La Porte des étoiles est donc un mauvais roman. Mais bon, on ne peut pas en vouloir à Carole Inn, elle a tenté le coup, tant mieux pour elle et tant pis pour nous. En revanche, l’éditeur (ou celui qui se dénomme ainsi) mériterait le pilori. Il n’y a en effet absolument aucun travail d’édition. Il y a des fautes de ponctuation, d’orthographe ou de grammaire dans quasiment toutes les phrases, au point que c’en est presque illisible. Les exemples qui suivent ne sont que des échantillons : « en hivers » ; « nourisse » au lieu de nourrice ; « rasé de prêt » ; « Axès interdit » ; « elles attendèrent deux minutes » ; « malgré que » ; « bouche B » ; « si elle les retrouverait »… (mince, mon traitement de texte n’arrive plus à suivre !) Sans compter les multiples répétitions et les phrases sans queue ni tête. Cela dit, des fois, on se marre bien : « Manon s’éclata en sanglot ». La Porte des étoiles n’a donc pas dépassé le stade du brouillon (et là ce n’est pas une injure mais une simple constatation : « BROUILLON n.m. (de brouiller). Premier état d’un écrit avant sa remise au net » – Le Petite Larousse Illustré). Soit l’éditeur n’a jamais relu le texte, auquel cas c’est un charlatan, soit il l’a relu auquel cas c’est un incompétent. Comment expliquer cela, alors que des gens osent vendre ce livre 15 euros ?

Un petit tour sur le site internet de La Société des Ecrivains nous donne quelques indications.
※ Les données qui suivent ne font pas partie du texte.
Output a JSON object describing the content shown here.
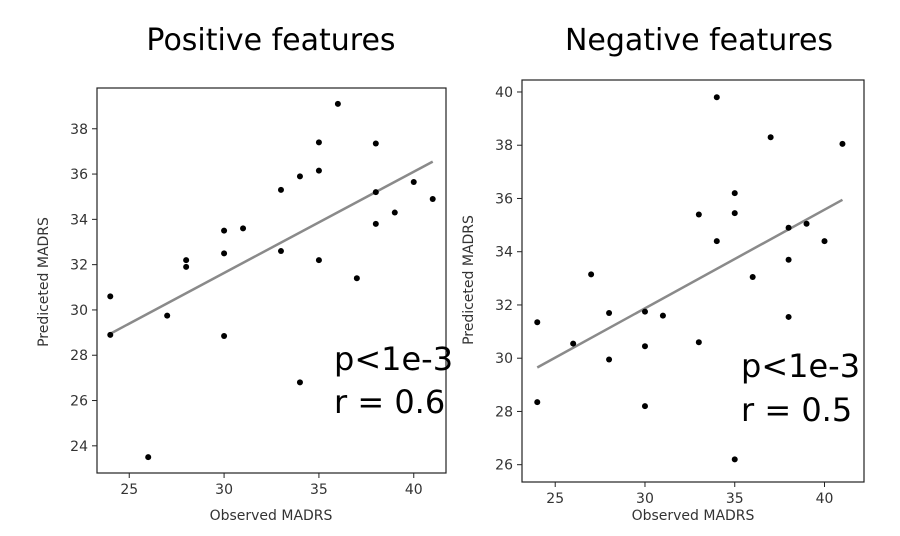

Déjà, le titre du roman sur le site (La Porte aux étoiles) est différent de celui imprimé sur la couverture. Cela peut paraître anodin mais c’est tout à fait significatif de l’absence de rigueur de cet imprimeur (car il ne peut pas prétendre à une autre appellation). La rubrique « Gardez le contrôle créatif » indique : « Vous maîtriserez la mise en page, le format, le type de reliure et les insertions que vous souhaitez ». Déjà, c’est louche. De là à croire que l’auteur est le seul correcteur de son œuvre, il n’y a qu’un pas. Ensuite, dans la rubrique « Faites-vous publier », on peut lire : « Vous trouverez une solution adaptée à votre oeuvre et à votre budget ». C’est donc plus clair : entre l’auteur et la Société des Ecrivains, c’est une relation commerciale et non pas éditoriale. Sans doute la cause qui a abouti à la production de ce torchon (« TORCHON n.m. 3. Fam. Texte écrit sans soin, mal présenté » – Le Petit Larousse Illustré), qui est une preuve évidente que l’édition, c’est un métier.